🤖 AI Summary
Existing evaluation benchmarks inadequately assess the mixed-initiative interaction capabilities of memory-aware agents in open-world Minecraft. This work proposes the first parameterized task suite constructed from real human co-play data, enabling transparent evaluation of planning, action, and memory coordination mechanisms under fully observable conditions through explicit preconditions, dependency structures, and machine-verifiable criteria. The system integrates GPT-4o as a baseline agent augmented with bounded knowledge strategies, event tracking, and a mixed-initiative clarification mechanism. Evaluation across 216 subtasks involving eight experienced players reveals characteristic failure modes in code execution, item manipulation, reference resolution, and navigation, while demonstrating that lightweight memory and mixed-initiative interaction significantly enhance task recovery. Participants provided positive feedback on interaction quality and interface usability.
📝 Abstract
We present MineNPC-Task, a user-authored benchmark and evaluation harness for testing memory-aware, mixed-initiative LLM agents in open-world Minecraft.
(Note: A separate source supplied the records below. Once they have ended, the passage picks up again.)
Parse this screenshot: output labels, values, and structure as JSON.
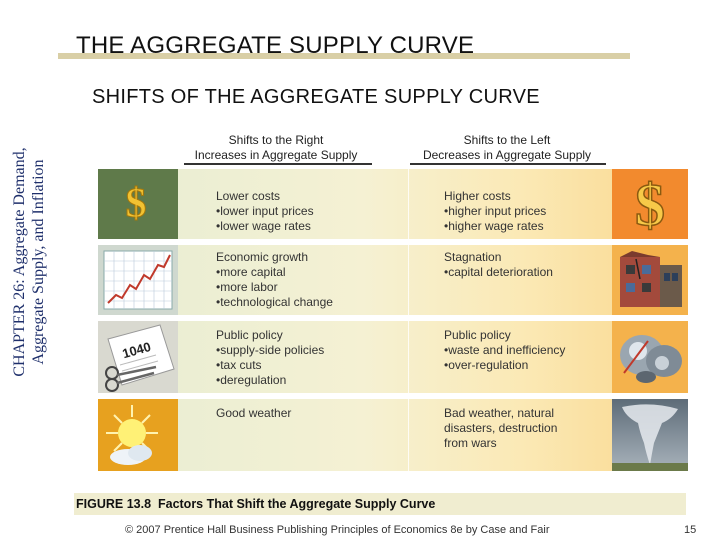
{
  "sidebar": {
    "line1": "CHAPTER 26: Aggregate Demand,",
    "line2": "Aggregate Supply, and Inflation"
  },
  "title": "THE AGGREGATE SUPPLY CURVE",
  "subtitle": "SHIFTS OF THE AGGREGATE SUPPLY CURVE",
  "figure": {
    "left_header": [
      "Shifts to the Right",
      "Increases in Aggregate Supply"
    ],
    "right_header": [
      "Shifts to the Left",
      "Decreases in Aggregate Supply"
    ],
    "rows": [
      {
        "left": {
          "head": "Lower costs",
          "items": [
            "lower input prices",
            "lower wage rates"
          ]
        },
        "right": {
          "head": "Higher costs",
          "items": [
            "higher input prices",
            "higher wage rates"
          ]
        },
        "left_icon": "dollar-sign-icon",
        "right_icon": "dollar-sign-icon"
      },
      {
        "left": {
          "head": "Economic growth",
          "items": [
            "more capital",
            "more labor",
            "technological change"
          ]
        },
        "right": {
          "head": "Stagnation",
          "items": [
            "capital deterioration"
          ]
        },
        "left_icon": "growth-chart-icon",
        "right_icon": "broken-building-icon"
      },
      {
        "left": {
          "head": "Public policy",
          "items": [
            "supply-side policies",
            "tax cuts",
            "deregulation"
          ]
        },
        "right": {
          "head": "Public policy",
          "items": [
            "waste and inefficiency",
            "over-regulation"
          ]
        },
        "left_icon": "tax-form-scissors-icon",
        "right_icon": "red-tape-icon"
      },
      {
        "left": {
          "head": "Good weather",
          "items": []
        },
        "right": {
          "head": "Bad weather, natural disasters, destruction from wars",
          "items": []
        },
        "left_icon": "sun-cloud-icon",
        "right_icon": "tornado-icon"
      }
    ],
    "caption_label": "FIGURE 13.8",
    "caption_text": "Factors That Shift the Aggregate Supply Curve"
  },
  "footer": "© 2007 Prentice Hall Business Publishing   Principles of Economics 8e by Case and Fair",
  "page_number": "15",
  "colors": {
    "sidebar_text": "#1e2f6b",
    "title_bar": "#d9cfa6",
    "caption_bar": "#f0edd0"
  }
}
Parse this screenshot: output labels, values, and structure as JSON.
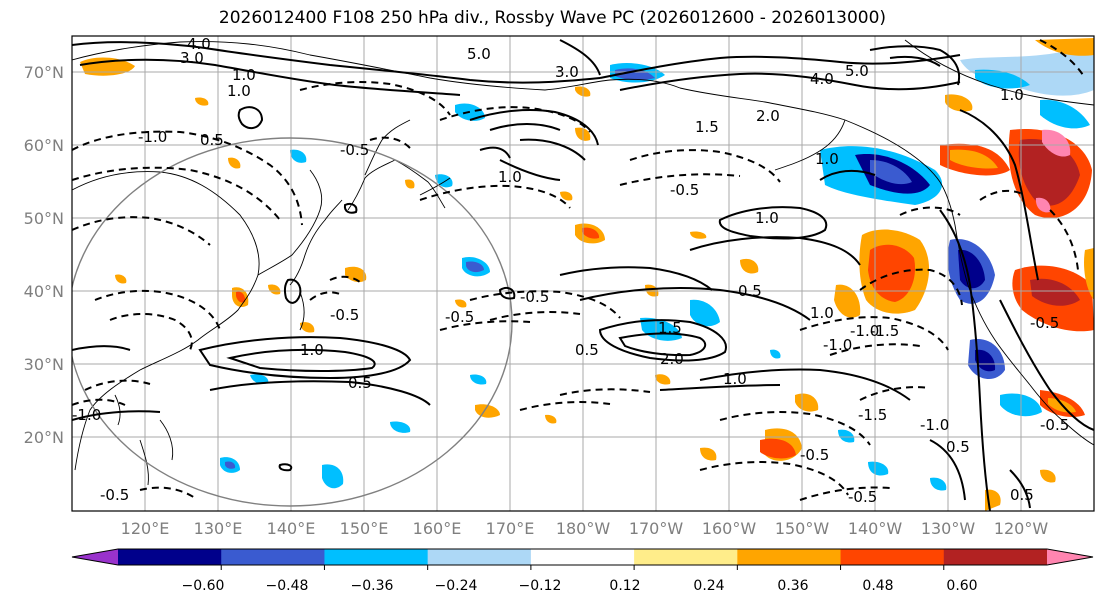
{
  "title": "2026012400 F108 250 hPa div., Rossby Wave PC (2026012600 - 2026013000)",
  "lat_labels": [
    "70°N",
    "60°N",
    "50°N",
    "40°N",
    "30°N",
    "20°N"
  ],
  "lon_labels": [
    "120°E",
    "130°E",
    "140°E",
    "150°E",
    "160°E",
    "170°E",
    "180°W",
    "170°W",
    "160°W",
    "150°W",
    "140°W",
    "130°W",
    "120°W"
  ],
  "colorbar": {
    "colors": [
      "#9932cc",
      "#00008b",
      "#3a5bd0",
      "#00bfff",
      "#add8f6",
      "#ffffff",
      "#ffed8a",
      "#ffa500",
      "#ff4500",
      "#b22222",
      "#ff85b0"
    ],
    "tick_labels": [
      "−0.60",
      "−0.48",
      "−0.36",
      "−0.24",
      "−0.12",
      "0.12",
      "0.24",
      "0.36",
      "0.48",
      "0.60"
    ]
  },
  "contour_labels": [
    "4.0",
    "3.0",
    "5.0",
    "3.0",
    "1.0",
    "1.0",
    "-1.0",
    "0.5",
    "-0.5",
    "1.0",
    "-0.5",
    "1.0",
    "-0.5",
    "0.5",
    "1.5",
    "2.0",
    "1.0",
    "0.5",
    "-0.5",
    "-1.0",
    "-1.5",
    "0.5",
    "-0.5",
    "-0.5",
    "-1.0",
    "-0.5",
    "4.0",
    "5.0",
    "1.5",
    "2.0",
    "1.0",
    "-1.0",
    "1.0",
    "-0.5",
    "1.0",
    "0.5",
    "1.0",
    "-1.0",
    "-1.5",
    "-0.5",
    "-0.5",
    "0.5"
  ]
}
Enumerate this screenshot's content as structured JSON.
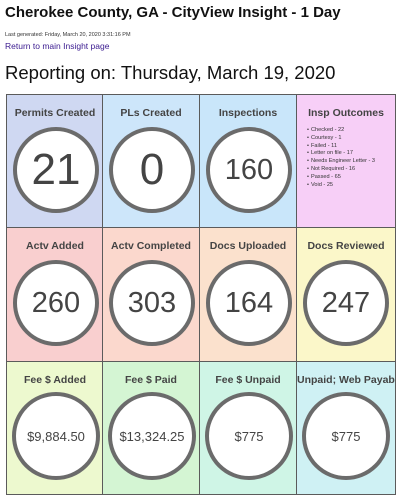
{
  "header": {
    "title": "Cherokee County, GA - CityView Insight - 1 Day",
    "generated": "Last generated: Friday, March 20, 2020 3:31:16 PM",
    "return_link": "Return to main Insight page",
    "reporting": "Reporting on: Thursday, March 19, 2020"
  },
  "tiles": [
    {
      "title": "Permits Created",
      "value": "21",
      "color": "#cfd8f2"
    },
    {
      "title": "PLs Created",
      "value": "0",
      "color": "#cde6fa"
    },
    {
      "title": "Inspections",
      "value": "160",
      "color": "#c9e6fa"
    },
    {
      "title": "Insp Outcomes",
      "color": "#f7cff7",
      "outcomes": [
        "Checked - 22",
        "Courtesy - 1",
        "Failed - 11",
        "Letter on file - 17",
        "Needs Engineer Letter - 3",
        "Not Required - 16",
        "Passed - 65",
        "Void - 25"
      ]
    },
    {
      "title": "Actv Added",
      "value": "260",
      "color": "#f9cfcf"
    },
    {
      "title": "Actv Completed",
      "value": "303",
      "color": "#fbd8cd"
    },
    {
      "title": "Docs Uploaded",
      "value": "164",
      "color": "#fbe1cd"
    },
    {
      "title": "Docs Reviewed",
      "value": "247",
      "color": "#fbf7c9"
    },
    {
      "title": "Fee $ Added",
      "value": "$9,884.50",
      "color": "#edf9cf"
    },
    {
      "title": "Fee $ Paid",
      "value": "$13,324.25",
      "color": "#d4f5d3"
    },
    {
      "title": "Fee $ Unpaid",
      "value": "$775",
      "color": "#cff5e6"
    },
    {
      "title": "Unpaid; Web Payable",
      "value": "$775",
      "color": "#cff1f4"
    }
  ]
}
Rather than relying on synthetic prompts, tasks are elicited through formative and summative co-play with expert players, then normalized into parametric templates with explicit preconditions and dependency structure. These tasks are paired with machine-checkable validators under a bounded-knowledge policy that forbids out-of-world shortcuts. The harness captures plan, action, and memory events, including plan previews, targeted clarifications, memory reads and writes, precondition checks, and repair attempts, and reports outcomes relative to the total number of attempted subtasks using only in-world evidence. As an initial snapshot, we instantiate the framework with GPT-4o and evaluate 216 subtasks across 8 experienced players. We observe recurring breakdown patterns in code execution, inventory and tool handling, referencing, and navigation, alongside successful recoveries supported by mixed-initiative clarifications and lightweight memory use. Participants rated interaction quality and interface usability positively, while noting the need for stronger memory persistence across tasks. We release the complete task suite, validators, logs, and evaluation harness to support transparent and reproducible evaluation of future memory-aware embodied agents.